The basic information provided by electron backscatter diffraction (EBSD) is relatively simple:
Phase identification and confirmation of the 3D orientation of the lattice at each analysis point EBSD technology is based on these two main pieces of information and can additionally provide many additional microstructure measurements, as shown below. The performance of EBSD technology depends on a variety of factors, including: sample preparation, scanning electron microscopy, electron beam parameters, EBSD detectors and software, and the sample itself. Nonetheless, the table below gives a general indication of the data and performance of EBSD technology:
Most EBSD analyses are fully automated, with phase and orientation data that can be quickly collected from a raster area of points on the sample surface. This data is then used to reconstruct the microstructure in the form of a phase distribution map or orientation distribution map, and further information can be extracted from this data.
Appearance. EBSD is often used to plot the distribution of phases in a sample and to measure the area fraction of the phases. Distinguish between different phases, which can be based solely on crystallographic differences, or may contain chemical information (from energy dispersive spectrometers, EDS). A typical output is a facies distribution map, with the percentage of area corresponding to each phase, as shown in the deformed igneous rock example below. EBSD can also be used in conjunction with EDS to help identify unknown phases (e.g., precipitates) in a sample. This "phase identification" method is very fast, but requires a suitable phase database, so it is not true phase identification in itself.
Texture. Crystal orientation data is the most basic output of EBSD technology, and as such, it is an ideal technique for measuring texture (also known as crystal preferred orientation). EBSD is fast and provides spatially resolved information so that we can determine how the texture changes in the sample, which gives EBSD an advantage over other texture analysis methods such as XRD or neutron diffraction. However, EBSD can only provide texture measurements of the sample surface unless combined with in situ sectioning methods. Texture measurements are a typical analytical method for a range of sample types, especially in the metalworking industry and in the geological sciences where crystal preferential orientation (CPO) is used to infer the initiation of a particular slip system). The following example shows the -Ti texture in an additively manufactured Ti64 alloy represented by a pole diagram.

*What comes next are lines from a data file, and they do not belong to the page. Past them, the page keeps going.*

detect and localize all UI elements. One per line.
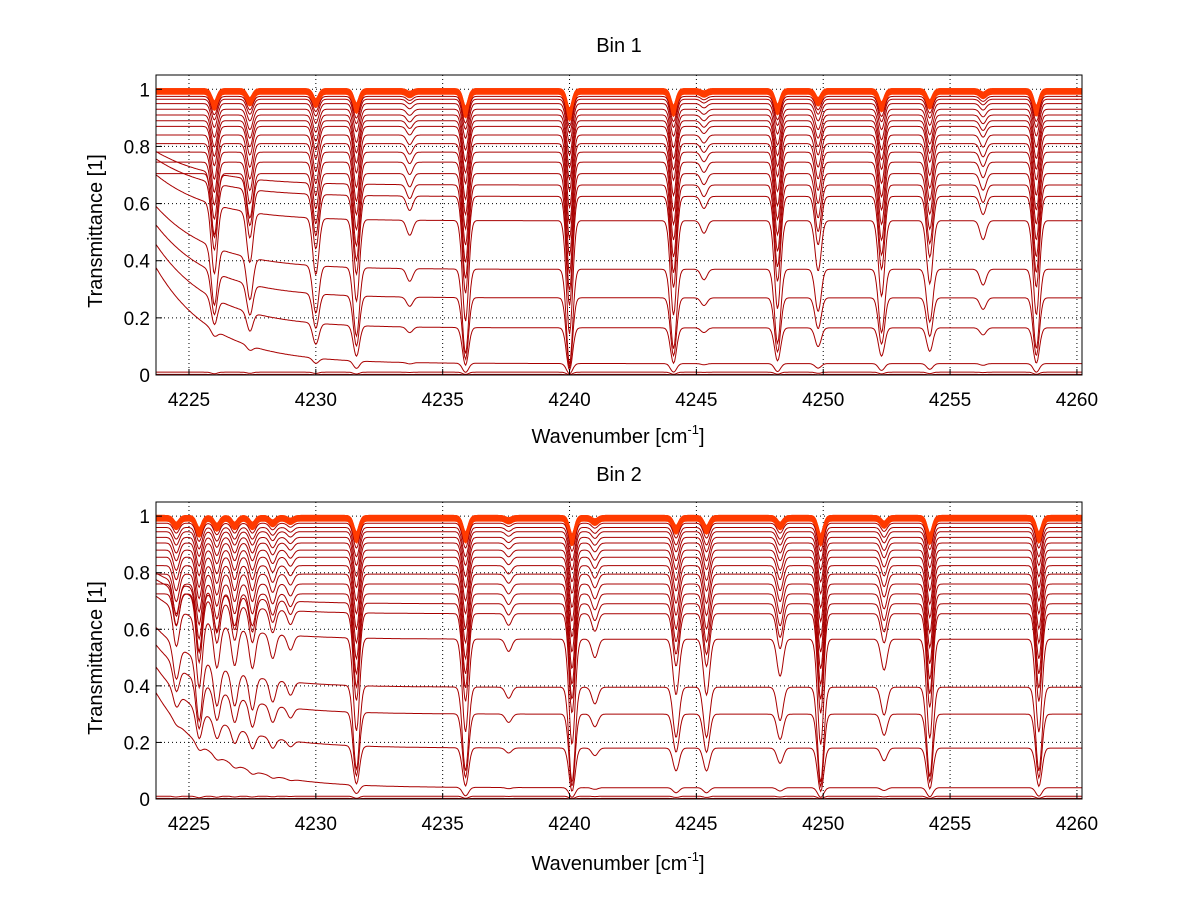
series-line — [155, 158, 1082, 306]
series-line — [155, 205, 1082, 365]
x-tick-label: 4225 — [168, 390, 210, 411]
series-line — [156, 92, 1082, 122]
x-axis-label-text: Wavenumber [cm — [531, 853, 687, 875]
chart-title: Bin 2 — [596, 464, 642, 486]
y-tick-label: 0.6 — [124, 620, 150, 641]
y-tick-label: 0.4 — [124, 677, 151, 698]
series-line — [156, 161, 1082, 256]
series-line — [156, 120, 1082, 181]
axes-frame — [155, 74, 1083, 376]
x-tick-label: 4260 — [1056, 814, 1098, 835]
x-tick-label: 4260 — [1056, 390, 1098, 411]
x-tick-label: 4240 — [548, 390, 590, 411]
series-line — [155, 644, 1082, 789]
panel-bin-1: Bin 1 4225 4230 4235 4240 4245 4250 4255 4260 0 0… — [85, 35, 1098, 448]
series-line — [155, 224, 1082, 370]
x-axis-label: Wavenumber [cm-1] — [531, 422, 704, 448]
x-axis-label-text: Wavenumber [cm — [531, 426, 687, 448]
panel-bin-2: Bin 2 4225 4230 4235 4240 4245 4250 4255 4260 0 0… — [85, 464, 1098, 875]
series-line — [156, 522, 1082, 553]
y-tick-label: 0.6 — [124, 195, 150, 216]
y-tick-label: 0.4 — [124, 252, 151, 273]
y-tick-label: 0.2 — [124, 733, 150, 754]
x-tick-label: 4240 — [548, 814, 590, 835]
x-tick-label: 4245 — [675, 390, 717, 411]
y-axis-label: Transmittance [1] — [85, 581, 107, 735]
y-tick-label: 0.8 — [124, 564, 150, 585]
x-tick-label: 4230 — [295, 814, 337, 835]
series-line — [156, 108, 1082, 157]
series-line — [156, 519, 1082, 547]
series-line — [155, 692, 1082, 798]
series-line — [156, 531, 1082, 572]
series-line — [156, 95, 1082, 128]
series-line — [155, 174, 1082, 335]
y-tick-label: 1 — [139, 507, 150, 528]
series-line — [155, 244, 1082, 372]
y-axis-label: Transmittance [1] — [85, 154, 107, 308]
series-line — [155, 627, 1082, 783]
series-line — [156, 795, 1082, 800]
x-axis-label-tail: ] — [699, 853, 705, 875]
x-tick-label: 4255 — [929, 390, 971, 411]
chart-title: Bin 1 — [596, 35, 642, 57]
x-axis-label: Wavenumber [cm-1] — [531, 849, 704, 875]
series-line — [155, 666, 1082, 793]
series-line — [156, 143, 1082, 224]
series-line — [155, 572, 1082, 700]
series-line — [156, 556, 1082, 624]
x-tick-label: 4230 — [295, 390, 337, 411]
x-axis-label-superscript: -1 — [687, 849, 699, 864]
series-line — [156, 114, 1082, 169]
series-line — [156, 103, 1082, 144]
series-line — [156, 125, 1082, 193]
x-tick-label: 4225 — [168, 814, 210, 835]
plot-area: 4225 4230 4235 4240 4245 4250 4255 4260 0 0.2 0.4 0… — [124, 501, 1098, 835]
x-tick-label: 4235 — [422, 814, 464, 835]
x-tick-label: 4235 — [422, 390, 464, 411]
axes-frame — [155, 501, 1083, 800]
series-line — [156, 593, 1082, 686]
series-line — [156, 98, 1082, 135]
series-line — [156, 542, 1082, 595]
series-line — [156, 565, 1082, 639]
series-line — [156, 151, 1082, 239]
x-tick-label: 4250 — [802, 390, 844, 411]
series-line — [155, 579, 1082, 714]
x-tick-label: 4250 — [802, 814, 844, 835]
y-tick-label: 1 — [139, 80, 150, 101]
x-axis-label-tail: ] — [699, 426, 705, 448]
y-tick-label: 0 — [139, 366, 150, 387]
series-line — [156, 526, 1082, 562]
series-line — [156, 371, 1082, 376]
y-tick-label: 0.2 — [124, 309, 150, 330]
plot-area: 4225 4230 4235 4240 4245 4250 4255 4260 0 0.2 0.4 0… — [124, 74, 1098, 411]
series-line — [156, 583, 1082, 670]
x-tick-label: 4255 — [929, 814, 971, 835]
series-line — [156, 536, 1082, 584]
y-tick-label: 0 — [139, 790, 150, 811]
series-line — [155, 267, 1082, 375]
series-line — [156, 173, 1082, 274]
y-tick-label: 0.8 — [124, 137, 150, 158]
series-line — [156, 134, 1082, 210]
x-tick-label: 4245 — [675, 814, 717, 835]
series-line — [156, 573, 1082, 653]
series-line — [156, 549, 1082, 610]
series-line — [155, 595, 1082, 746]
series-line — [155, 151, 1082, 291]
x-axis-label-superscript: -1 — [687, 422, 699, 437]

Grain. EBSD orientation mapping provides spatially resolved information about the crystallographic orientation, from which strict grain size and shape can be derived. This information includes:
Grain size, grain shape, topography, grain average orientation, grain internal orientation variation, twin ratio, all of this information can be plotted as a map of the map below, as shown in the figure below, or for rigorous statistical analysis. Grain analysis based on EBSD data has a wide range of applications: from quality control in metal and alloy processing to grain structure for nanoscale surface coatings. The latest EBSD post-processing software is able to reconstruct the grain structure of the high-temperature phase before the displacement phase transition (e.g., the original austenite grain in martensitic steel).
Grain boundaries. From the orientation measurements of the EBSD, detailed crystallographic information about the grain boundaries of the sample can also be derived. This gives EBSD an edge over other techniques as it provides complete information and perfect statistics about the nature of grain boundaries. Information about grain boundaries derived from EBSD map includes:
Grain Boundary Orientation Difference InformationGrain Boundary Rotation AxisGrain Boundary Traces (Full Orientation of Grain Interfaces Can Be Measured Using 3D-EBSD)Special Grain Boundary Identification (e.g., Twinned or Coincident Locations, Lattice Grain Boundaries (CSL))Complete Grain Boundary Length StatisticsThe following example images are from Al-MG alloys after deformation and heat treatment. The inverse pole plot shows the axis of rotation of the low-angle grain boundary (2° 5°), with a clear segregation on the <111> axis. Grain boundaries with a misorientation difference greater than 2° and a rotation axis within 5° of the > of the <111 are marked in red. This combination of crystallography and spatial information highlights the fact that this particular small-angle grain boundary, preferentially formed in the lowest grain of the field of view, may be controlled by the initial orientation.
Strain. Many EBSD analyses are performed to characterize and quantify strain in a sample. Although elastic strain can be measured by high-resolution EBSD (HR-EBSD) analysis, EBSD is more commonly used to characterize plastic strain. This can be achieved in a number of ways:
Local lattice orientation gradients (e.g., KAM measurements) Geometrically Necessary Dislocations (GNDs) Densities, Intragranular Orientation Deviations, Intragranular Orientation Scattering, Small-Angle Grain Boundary Distributions, Studying deformation and strain with EBSD is common in many different applications, but is particularly useful for studying failure and crack propagation. As an example, the image below illustrates the plastic deformation of the crack tip in a duplex steel sample.